Today, with high-end bourbons sharing the shelf with the likes of Glenlivet and Chivas, things are different. Exquisite, complex and potent, bourbon is the drink of the cerebral cowboy, the drinker unafraid of power and flavor.
So once in Portland, I mounted my horse, rode into the Old Harbor’s cobblestone streets and swaggered through the doors of Bull Feeney’s. (OK, I walked from my comfortable guesthouse on Congress and St. John and had my ID examined by a bouncer, but who’s counting?)
This Irish pub, on the corner of Fore and Exchange streets, is a charming place, with slate floors, velvet cushions and a potbelly stove. The barman, wearing a crisp, white shirt and tie, approached, and I asked one of my favorite questions.
“What do you have for bourbon?”
Such music. And the answer was just as sweet. On the shelf was good, classic family of small-batch bourbons. This means the distiller chooses the best barrels of whiskey and mixes them. I started with Baker’s, a smooth, 7-year-old whiskey name for Baker Beam, the grand-nephew of distiller Jim Beam.
The legacy of this old bourbon-making family first comes through in Baker’s rich, amber hue, then through the flavor—mellow and floral, with a touch of vanilla.

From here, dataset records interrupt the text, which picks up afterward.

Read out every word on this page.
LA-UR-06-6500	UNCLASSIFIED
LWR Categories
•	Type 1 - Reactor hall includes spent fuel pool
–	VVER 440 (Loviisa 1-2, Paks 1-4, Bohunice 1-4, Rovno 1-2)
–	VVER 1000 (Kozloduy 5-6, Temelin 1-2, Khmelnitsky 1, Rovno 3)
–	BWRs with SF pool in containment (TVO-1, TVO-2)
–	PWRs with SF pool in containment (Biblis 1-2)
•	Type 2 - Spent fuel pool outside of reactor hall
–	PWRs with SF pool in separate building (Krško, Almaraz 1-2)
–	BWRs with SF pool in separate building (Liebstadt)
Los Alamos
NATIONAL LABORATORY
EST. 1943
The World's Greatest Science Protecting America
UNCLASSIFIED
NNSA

Next in the collection was Basil Hayden’s. This mild whiskey is caramel in color with hints of orange and a distinct peppery kick. There is a lot of rye in here, lending an overall softness.
In most bars, the eye can’t help skipping over the spindly necks of the various flavored vodkas to the rough-hewn elegance of a bottle of Knob Creek. This bourbon sings of the white oak barrel that was its home for a long nine year. The nose is fruity, the character is bold and a soft berry sweetness rounds the taste off nicely.

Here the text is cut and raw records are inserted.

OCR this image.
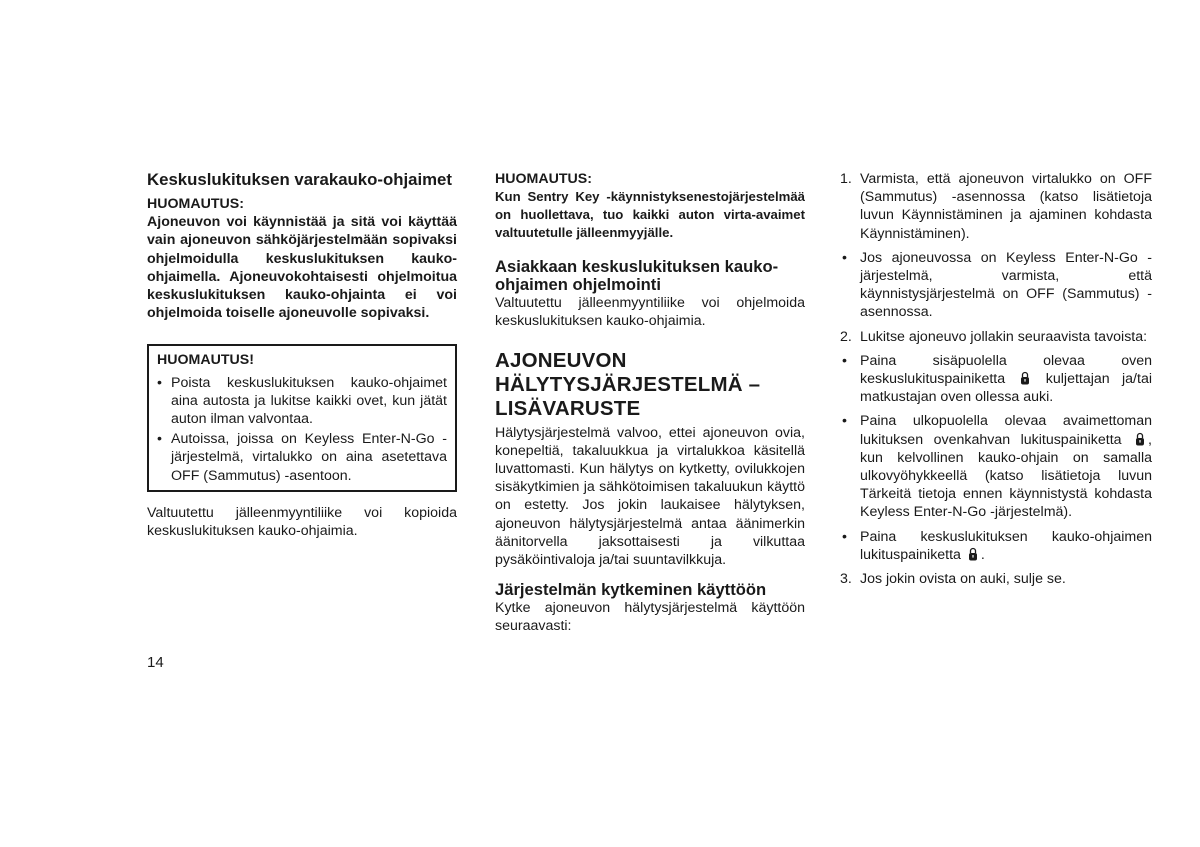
Keskuslukituksen varakauko-ohjaimet

HUOMAUTUS:

Ajoneuvon voi käynnistää ja sitä voi käyttää vain ajoneuvon sähköjärjestelmään sopivaksi ohjelmoidulla keskuslukituksen kauko-ohjaimella. Ajoneuvokohtaisesti ohjelmoitua keskuslukituksen kauko-ohjainta ei voi ohjelmoida toiselle ajoneuvolle sopivaksi.

HUOMAUTUS!

• Poista keskuslukituksen kauko-ohjaimet aina autosta ja lukitse kaikki ovet, kun jätät auton ilman valvontaa.
• Autoissa, joissa on Keyless Enter-N-Go -järjestelmä, virtalukko on aina asetettava OFF (Sammutus) -asentoon.

Valtuutettu jälleenmyyntiliike voi kopioida keskuslukituksen kauko-ohjaimia.

HUOMAUTUS:

Kun Sentry Key -käynnistyksenestojärjestelmää on huollettava, tuo kaikki auton virta-avaimet valtuutetulle jälleenmyyjälle.

Asiakkaan keskuslukituksen kauko-ohjaimen ohjelmointi

Valtuutettu jälleenmyyntiliike voi ohjelmoida keskuslukituksen kauko-ohjaimia.

AJONEUVON HÄLYTYSJÄRJESTELMÄ – LISÄVARUSTE

Hälytysjärjestelmä valvoo, ettei ajoneuvon ovia, konepeltiä, takaluukkua ja virtalukkoa käsitellä luvattomasti. Kun hälytys on kytketty, ovilukkojen sisäkytkimien ja sähkötoimisen takaluukun käyttö on estetty. Jos jokin laukaisee hälytyksen, ajoneuvon hälytysjärjestelmä antaa äänimerkin äänitorvella jaksottaisesti ja vilkuttaa pysäköintivaloja ja/tai suuntavilkkuja.

Järjestelmän kytkeminen käyttöön

Kytke ajoneuvon hälytysjärjestelmä käyttöön seuraavasti:

1. Varmista, että ajoneuvon virtalukko on OFF (Sammutus) -asennossa (katso lisätietoja luvun Käynnistäminen ja ajaminen kohdasta Käynnistäminen).
• Jos ajoneuvossa on Keyless Enter-N-Go -järjestelmä, varmista, että käynnistysjärjestelmä on OFF (Sammutus) -asennossa.
2. Lukitse ajoneuvo jollakin seuraavista tavoista:
• Paina sisäpuolella olevaa oven keskuslukituspainiketta	kuljettajan ja/tai matkustajan oven ollessa auki.
• Paina ulkopuolella olevaa avaimettoman lukituksen ovenkahvan lukituspainiketta , kun kelvollinen kauko-ohjain on samalla ulkovyöhykkeellä (katso lisätietoja luvun Tärkeitä tietoja ennen käynnistystä kohdasta Keyless Enter-N-Go -järjestelmä).
• Paina keskuslukituksen kauko-ohjaimen lukituspainiketta .
3. Jos jokin ovista on auki, sulje se.
14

And then there was Booker’s. Oh, Booker’s.
“I would order it with some water,” said the barman. His warning is best heeded. Bottled at 121 and 127 proof and uncut with water, Booker’s is straight from the barrel and decidedly not for the faint-hearted. Its deep, rich hue promises big flavor and boy, does it deliver. The tastes range from a touch of smoke to tones of chocolate and vanilla. To really open up the flavors of this whiskey (and help ensure you leave the bar on your feet rather than your hands), add a little water.
I did. Then I had another and let the water stay in the tap. I would have finished the night off with a scotch, but as that’s the subject of another blog, I went back out into the cold, Maine night, fortified with a pleasant bourbon buzz. At the guesthouse, I got into bed, comfortable in my brand-new boxers and went easily to sleep. Laundry never entered my mind.
Note: You don’t have to go to Portland to taste these excellent bourbons. Peddler’s Daughter on Main Street in Nashua has the whole collection.